Seperti diketahui, KPK menetapkan Rektor Universitas Negeri Lampung (Unila) Karomani sebagai tersangka kasus dugaan suap terkait penerimaan calon mahasiswa baru pada Unila tahun akademik 2022.

Selain Karomani, KPK juga menjerat tiga tersangka lainnya, yakni Wakil Rektor I Bidang Akademik Unila Heryandi, Ketua Senat Unila Muhammad Basri, dan Andi Desfiandi selaku pihak swasta atau terduga penyuap.

Karomani disebut memasang tarif Rp100 juta hingga Rp350 juta bagi calon mahasiswa yang ingin lolos dalam seleksi penerimaan mahasiswa baru Unila.

Karomani yang menjabat sebagai rektor Unila periode 2020-2024, memiliki kewenangan melaksanakan Seleksi Mandiri Masuk Universitas Lampung (Simanila) untuk tahun akademik 2022.

Selama proses Simanila berjalan, Karomani diduga aktif terlibat dalam menentukan kelulusan para peserta Simanila. Dia memerintahkan Wakil Rektor I Bidang Akademik Heryandi, Kepala Biro Perencanaan dan Hubungan Masyarakat Budi Sutomo, dan Ketua Senat Muhammad Basri untuk menyeleksi secara personal terkait kesanggupan orang tua mahasiswa yang ingin dinyatakan lulus.

Di mana, setiap orang tua yang ingin anaknya dinyatakan lulus harus menyerahkan sejumlah uang selain uang resmi yang dibayarkan sesuai mekanisme yang ditentukan pihak universitas.

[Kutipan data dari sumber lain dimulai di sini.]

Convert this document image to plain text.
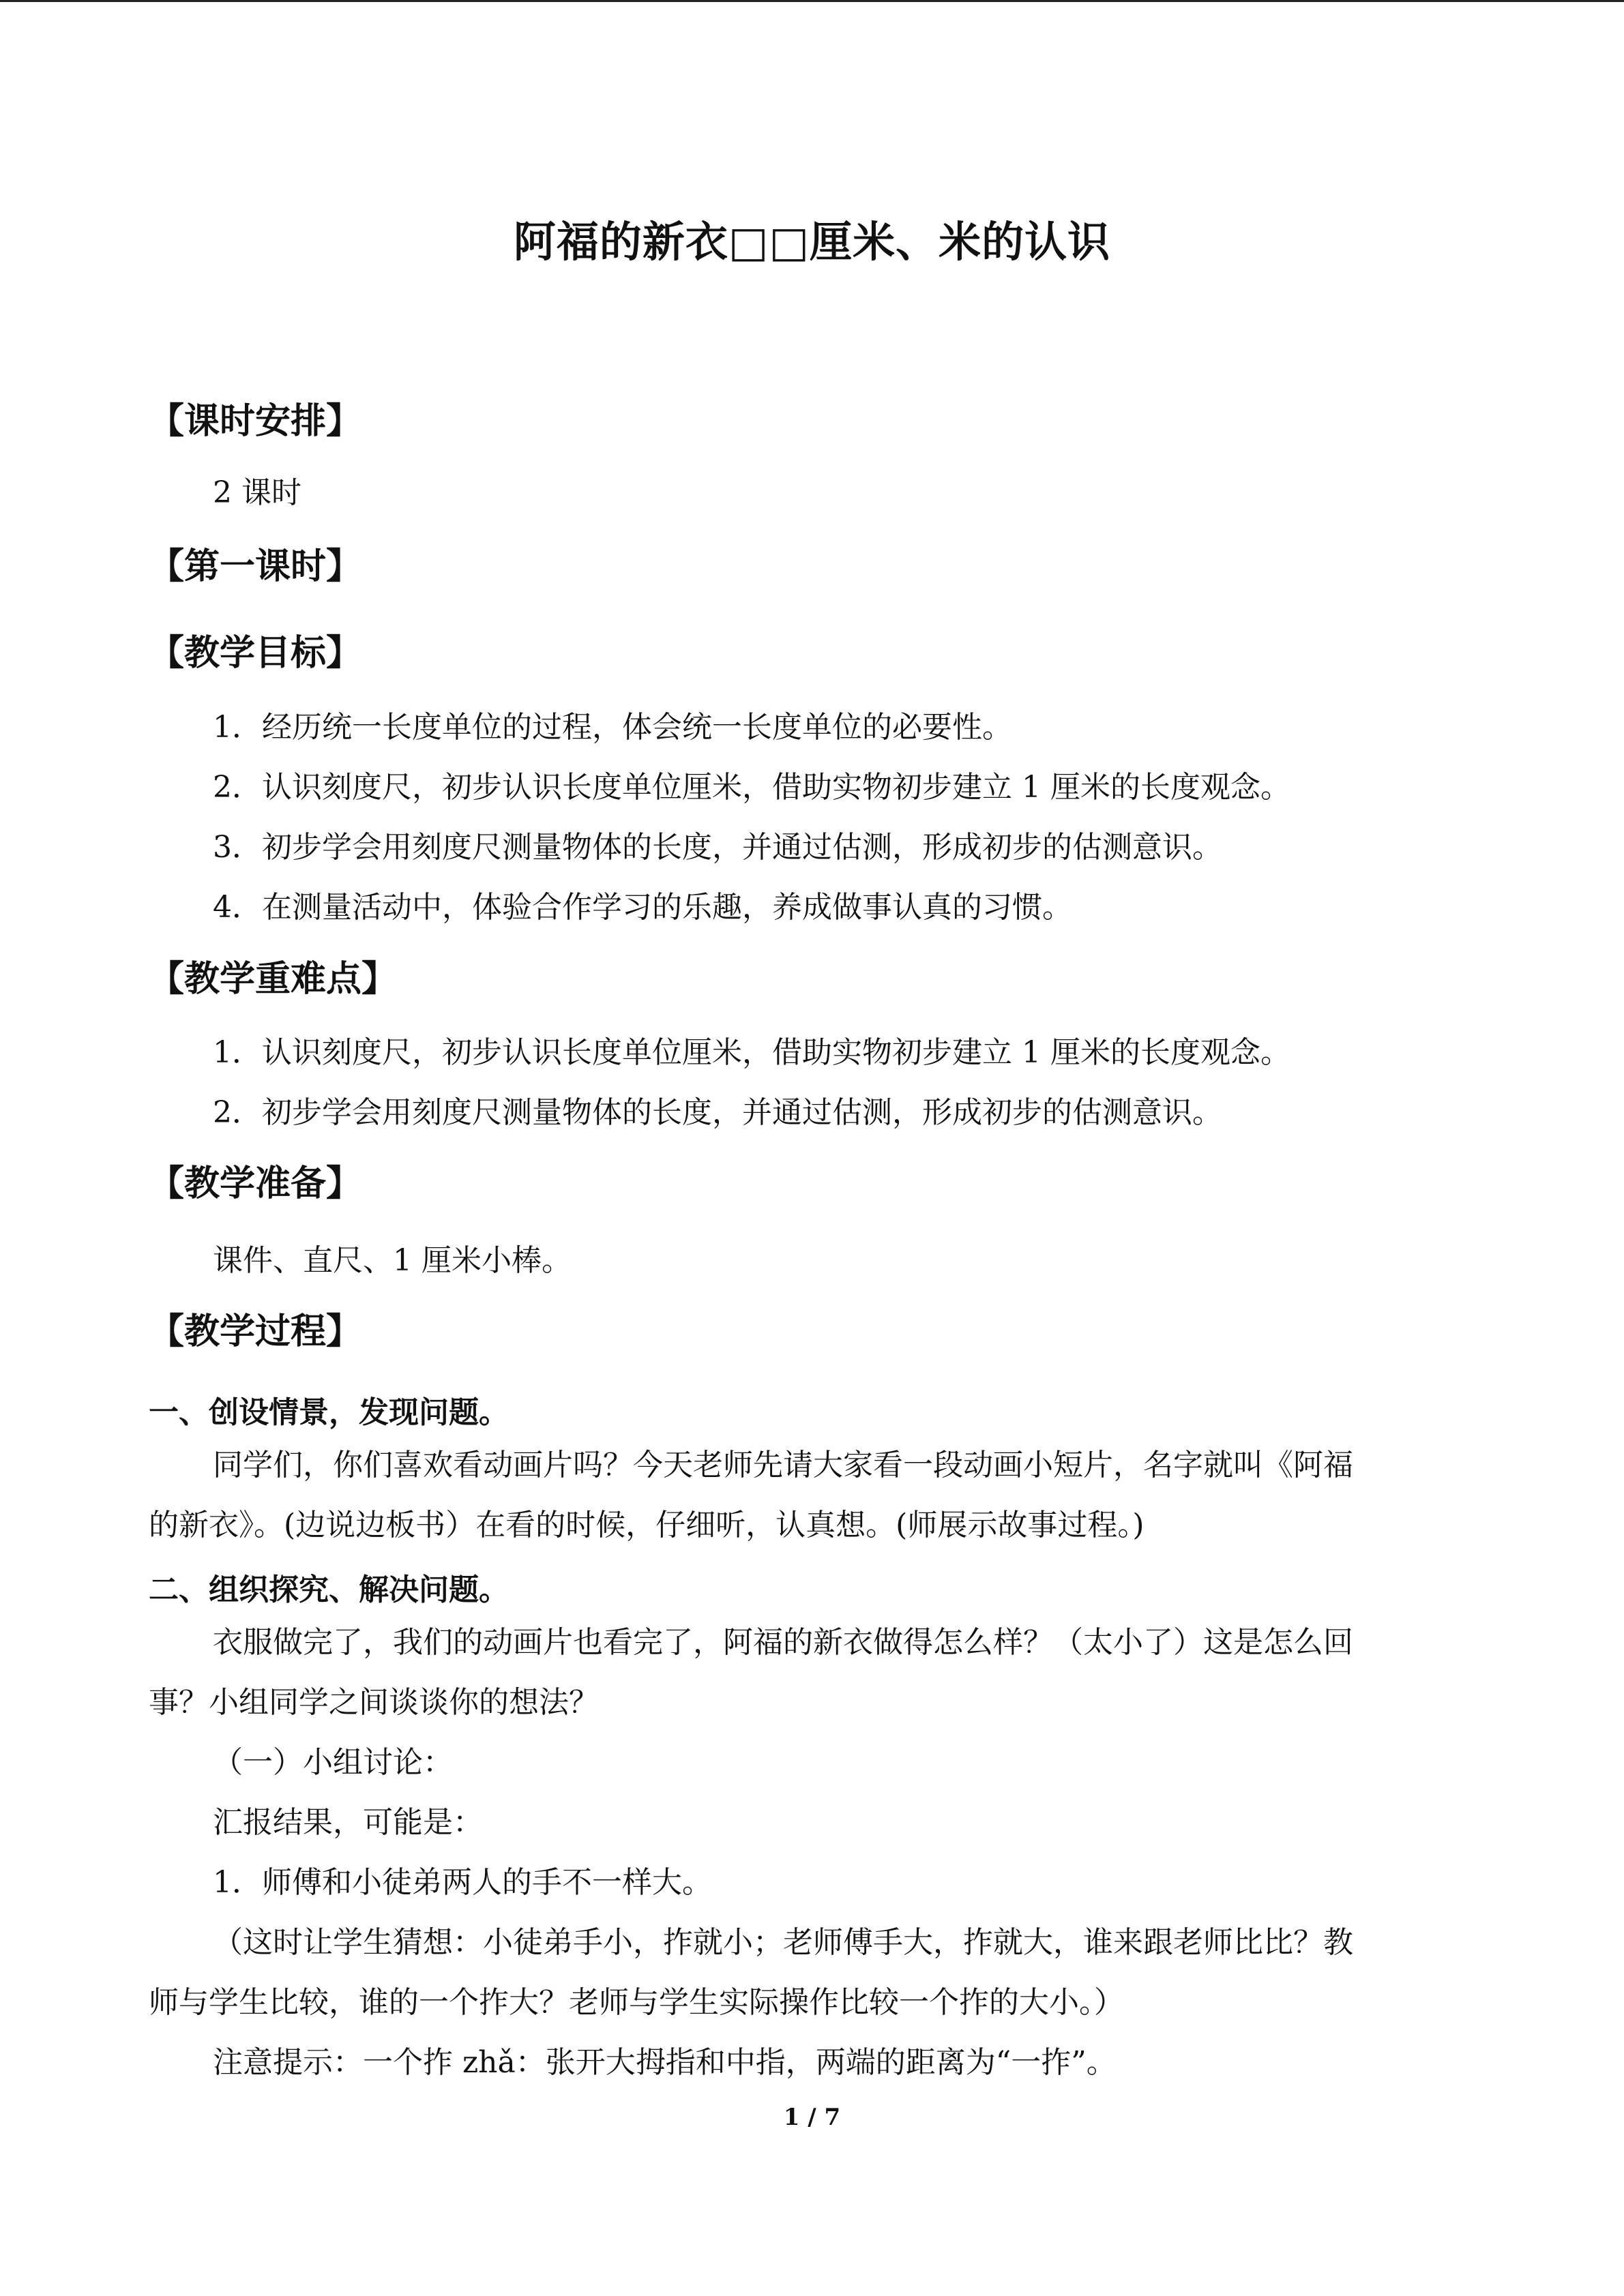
阿福的新衣□□厘米、米的认识
【课时安排】
2 课时
【第一课时】
【教学目标】
1．经历统一长度单位的过程，体会统一长度单位的必要性。
2．认识刻度尺，初步认识长度单位厘米，借助实物初步建立 1 厘米的长度观念。
3．初步学会用刻度尺测量物体的长度，并通过估测，形成初步的估测意识。
4．在测量活动中，体验合作学习的乐趣，养成做事认真的习惯。
【教学重难点】
1．认识刻度尺，初步认识长度单位厘米，借助实物初步建立 1 厘米的长度观念。
2．初步学会用刻度尺测量物体的长度，并通过估测，形成初步的估测意识。
【教学准备】
课件、直尺、1 厘米小棒。
【教学过程】
一、创设情景，发现问题。
同学们，你们喜欢看动画片吗？今天老师先请大家看一段动画小短片，名字就叫《阿福
的新衣》。(边说边板书）在看的时候，仔细听，认真想。(师展示故事过程。)
二、组织探究、解决问题。
衣服做完了，我们的动画片也看完了，阿福的新衣做得怎么样？（太小了）这是怎么回
事？小组同学之间谈谈你的想法？
（一）小组讨论：
汇报结果，可能是：
1．师傅和小徒弟两人的手不一样大。
（这时让学生猜想：小徒弟手小，拃就小；老师傅手大，拃就大，谁来跟老师比比？教
师与学生比较，谁的一个拃大？老师与学生实际操作比较一个拃的大小。）
注意提示：一个拃 zhǎ：张开大拇指和中指，两端的距离为“一拃”。
1 / 7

Karomani juga diduga memberikan tugas khusus untuk Heryandi, Muhammad Basri, dan Budi Sutomo agar mengumpulkan sejumlah uang yang disepakati dengan pihak orang tua peserta seleksi yang sebelumnya telah dinyatakan lulus.

Kemudian Karomani diduga memerintahkan Mualimin, selaku dosen Unila untuk turut mengumpulkan sejumlah uang dari para orang tua peserta seleksi yang ingin dinyatakan lulus oleh Karomani.

Andi Desfiandi, sebagai salah satu keluarga calon peserta seleksi Simanila diduga menghubungi Karomani untuk bertemu dengan tujuan menyerahkan sejumlah uang karena anggota keluarganya telah dinyatakan lulus Simanila atas bantuan Karomani.

Mualimin selanjutnya atas perintah Karomani mengambil titipan uang tunai sejumlah Rp150 juta dari Andi Desfiandi di salah satu tempat di Lampung.

Adapun seluruh uang yang dikumpulkan Karomani melalui Mualimin yang berasal dari orang tua calon mahasiswa yang diluluskan Karomani berjumlah Rp603 juta dan telah digunakan untuk keperluan pribadi Karomani sekitar Rp575 juta.

Selain itu, KPK juga menemukan adanya sejumlah uang yang diterima Karomani melalui Budi Sutomo dan Muhammad Basri yang telah dialih bentuk ke dalam bentuk tabungan, deposito, emas batangan, dan juga masih tersimpan dalam bentuk uang tunai dengan total seluruhnya sekitar Rp4,4 miliar.

Sebagai penerima, Karomani, Heryandi, dan Muhammad Basri disangka melanggar Pasal 12 huruf a atau huruf b atau Pasal 11 UU Nomor 31 Tahun 199 tentang Pemberantasan Tindak Pidana Korupsi sebagaimana telah diubah dengan UU Nomor 20 Tahun 200 Jo Pasal 55 ayat 1 ke 1 KUHP.

Sementara Andi Desfiandi selaku pemberi suap disangkakan melanggar Pasal 5 ayat 1 huruf a atau Pasal 5 ayat 1 huruf b atau Pasal 13 UU Nomor 31 Tahun 1999 tentang Pemberantasan Tindak Pidana Korupsi sebagaimana telah diubah dengan UU Nomor 20 Tahun 2001.